There are real down sides to "kitchen sink"-ing the opcode space.  Leaving certain out ones (like leading zero count, byte flipping, etc.) which take many operations to implement can hurt you in specific scenarios, so you should include those (anything that speeds up floating point operations, or if you have to deal with endianness, should be included if possible).  But ones that you only use now and then, and which can be implemented in two steps with other ops, should probably be removed.  I think people often think of theses things in terms of AMD vs. Intel benchmarks, and how a slight performance difference in one or more seems like certain market success / death, but they're shoveling tens of millions of transistors at those benchmarks for very small improvements, and creating something so complex no one fully understands them so there are bugs, security holes, and assorted gotcha's everywhere.  It's kind of crazy, even fairly modest software and processors are enormous shaky state machines running on enormous shaky state machines, and the whole thing is only manageable because of a huge amount of automation (it's enormous shaky state machines all the way down).

And another thing: we all do it I suppose, but isn't it weird to rely on the error reporting of the compiler when modifying your code?  It's a testament to how well error reporting works, though it's easy to miss important editing details.  My assembler halts on the first error it encounters, which generally pinpoints the issue well, though generally not when it's a scoping error (I notice the C++ compiler I'm using also has problems pinpointing scoping errors).  But scoping is much too useful to not implement / employ.  The C++ compiler doesn't halt on first error, but rather insists on finding a huge pile of them before giving up, whereupon I fix the first one and recompile.  Kind of a time waster IMO, particularly since the subsequent cascade of errors tend to be due to the first few.  Though I suppose in certain debugging scenarios it's critically important to examine as much error info as possible.

Posted: 8/22/2018 4:28:26 PM

From: Northern NJ, USA

Joined: 2/17/2012

Whistler's Poor Stepchild

What makes a human whistle?  You might think it's just noise through a resonant bandpass filter, but a second order rings too much and lets too much noise sound through.  A simple sine wave is amazingly close.

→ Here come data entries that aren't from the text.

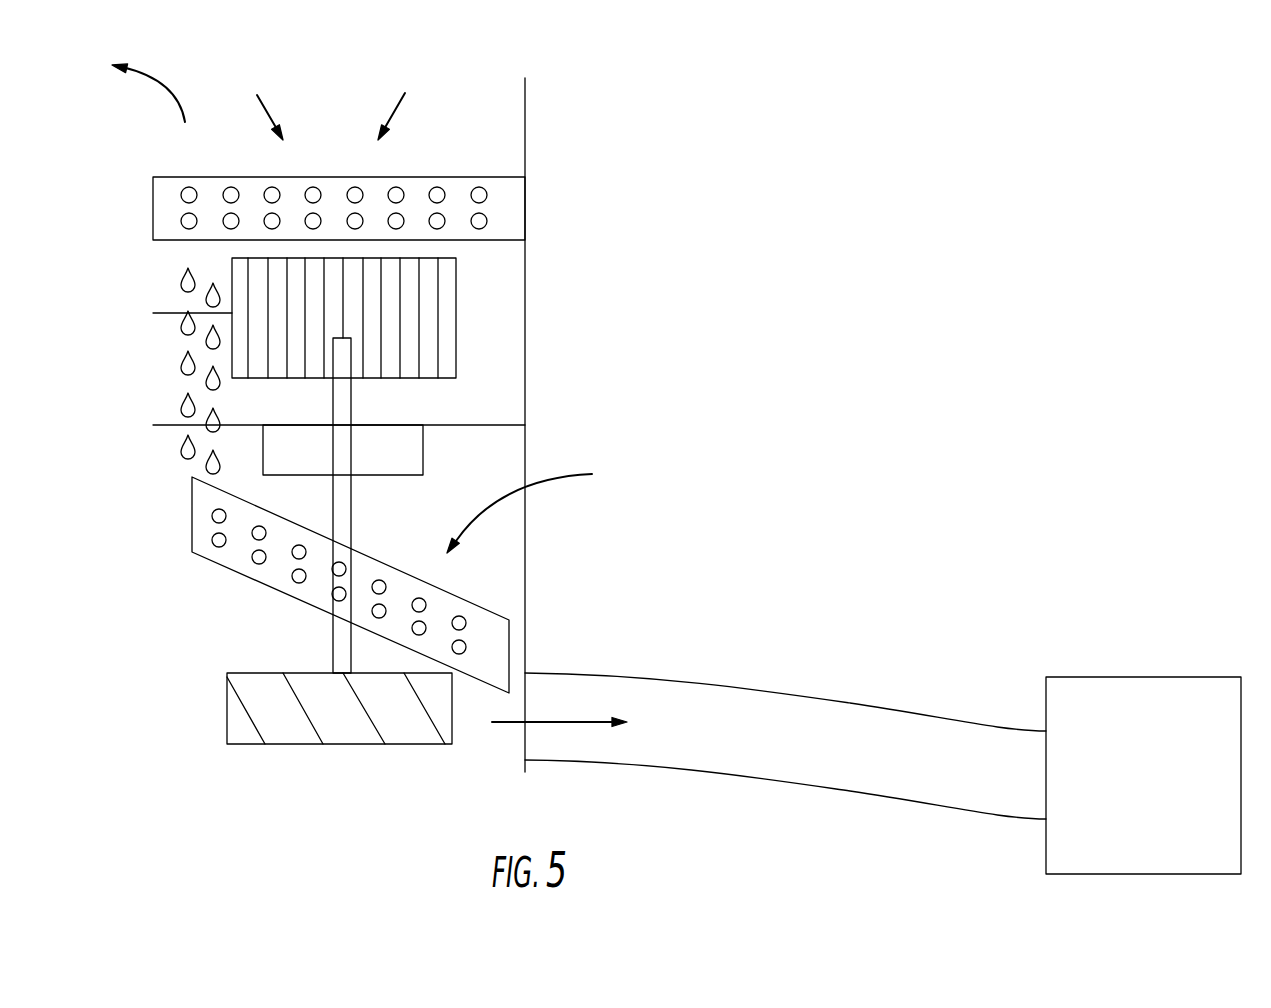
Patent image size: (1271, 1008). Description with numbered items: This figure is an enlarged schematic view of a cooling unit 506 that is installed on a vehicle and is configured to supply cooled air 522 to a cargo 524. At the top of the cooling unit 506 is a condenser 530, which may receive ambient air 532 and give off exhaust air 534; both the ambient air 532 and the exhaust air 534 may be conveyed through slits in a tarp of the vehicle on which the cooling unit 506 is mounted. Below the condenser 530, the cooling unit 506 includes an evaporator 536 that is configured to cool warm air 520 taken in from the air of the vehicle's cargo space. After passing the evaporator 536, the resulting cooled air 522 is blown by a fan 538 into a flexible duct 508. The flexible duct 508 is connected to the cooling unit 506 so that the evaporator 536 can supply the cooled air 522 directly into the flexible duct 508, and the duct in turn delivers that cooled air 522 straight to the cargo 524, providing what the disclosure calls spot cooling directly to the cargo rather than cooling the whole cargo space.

The cooling unit 506 is at (506, 93).
The flexible duct 508 is at (845, 698).
The warm air 520 is at (553, 475).
The cooled air 522 is at (567, 725).
The cargo 524 is at (1162, 788).
The condenser 530 is at (167, 218).
The ambient air 532 is at (268, 108).
The exhaust air 534 is at (165, 92).
The evaporator 536 is at (487, 627).
The fan 538 is at (287, 737).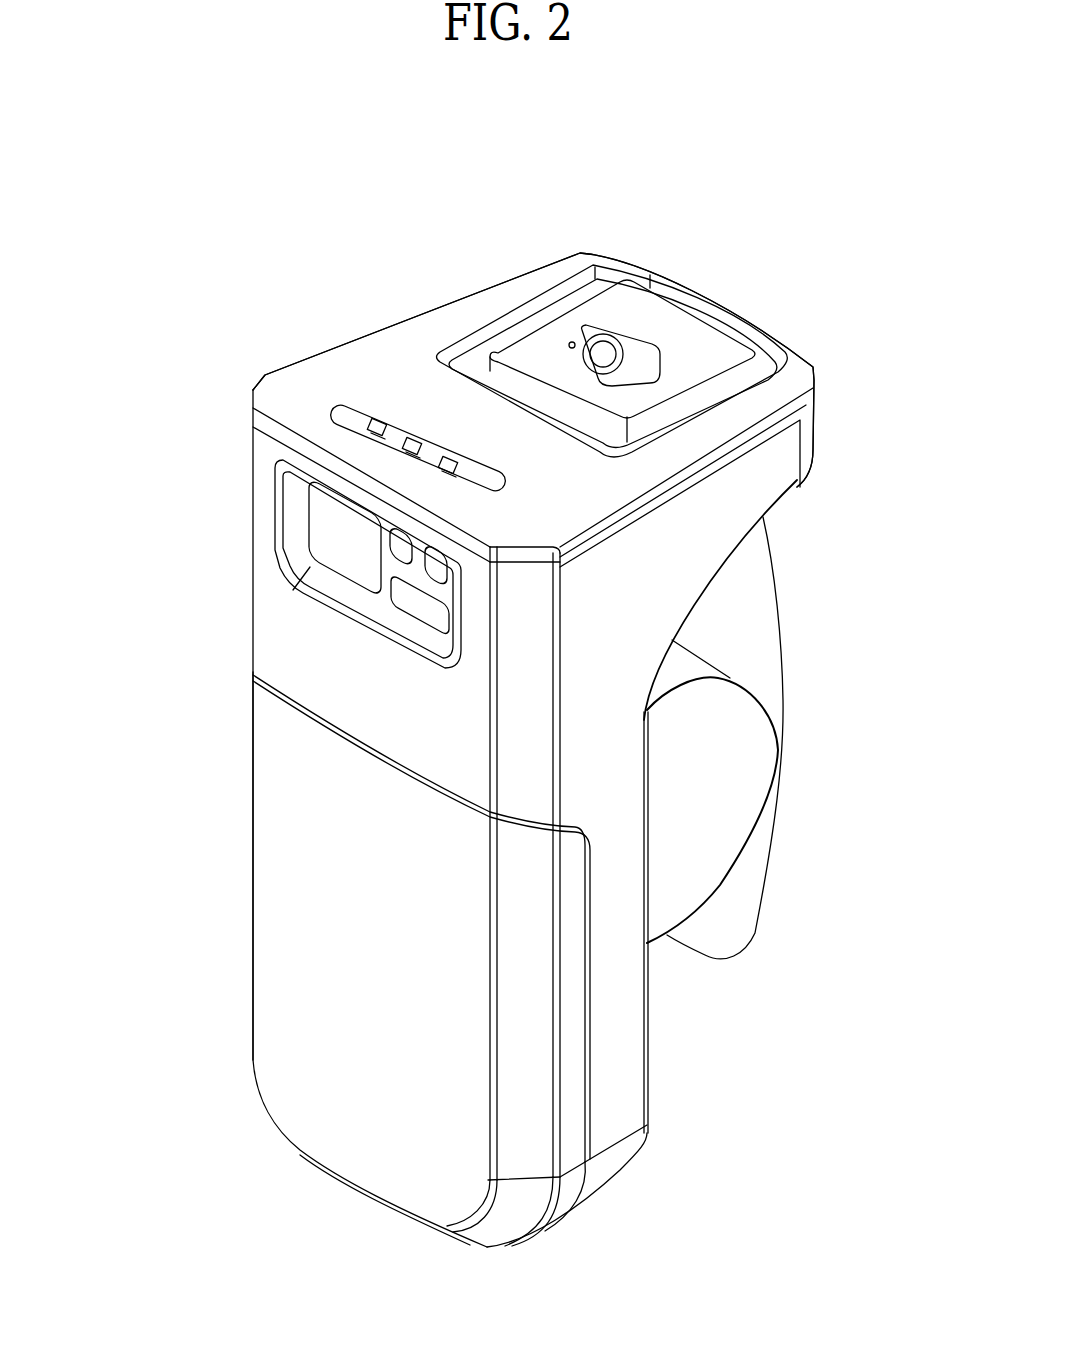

I recorded my own real whistling and looked at it spectrally.  Surprisingly there is a small amount of harmonic content that increases when the whistle is "pushed" rather like vocal harmonics but a lot less.  So I dialed up the all harmonics phase modulation setting with just a touch of volume axis harmonic modulation.  Adding some pitch tracking bandpass noise makes it both realer and not realer, something I need to work on.  Will be adding 4th order options to the noise and oscillator filtering, so maybe that will lead somewhere.  Anyway, here is a sample of my Theremin whistling: [MP3]

There was a blank space on the prototype main UI page so I added the oscillator octave control, which is something I use a lot.  So the main page has preset load and store, pitch and volume null, auto-calibration, global volume, and oscillator octave controls.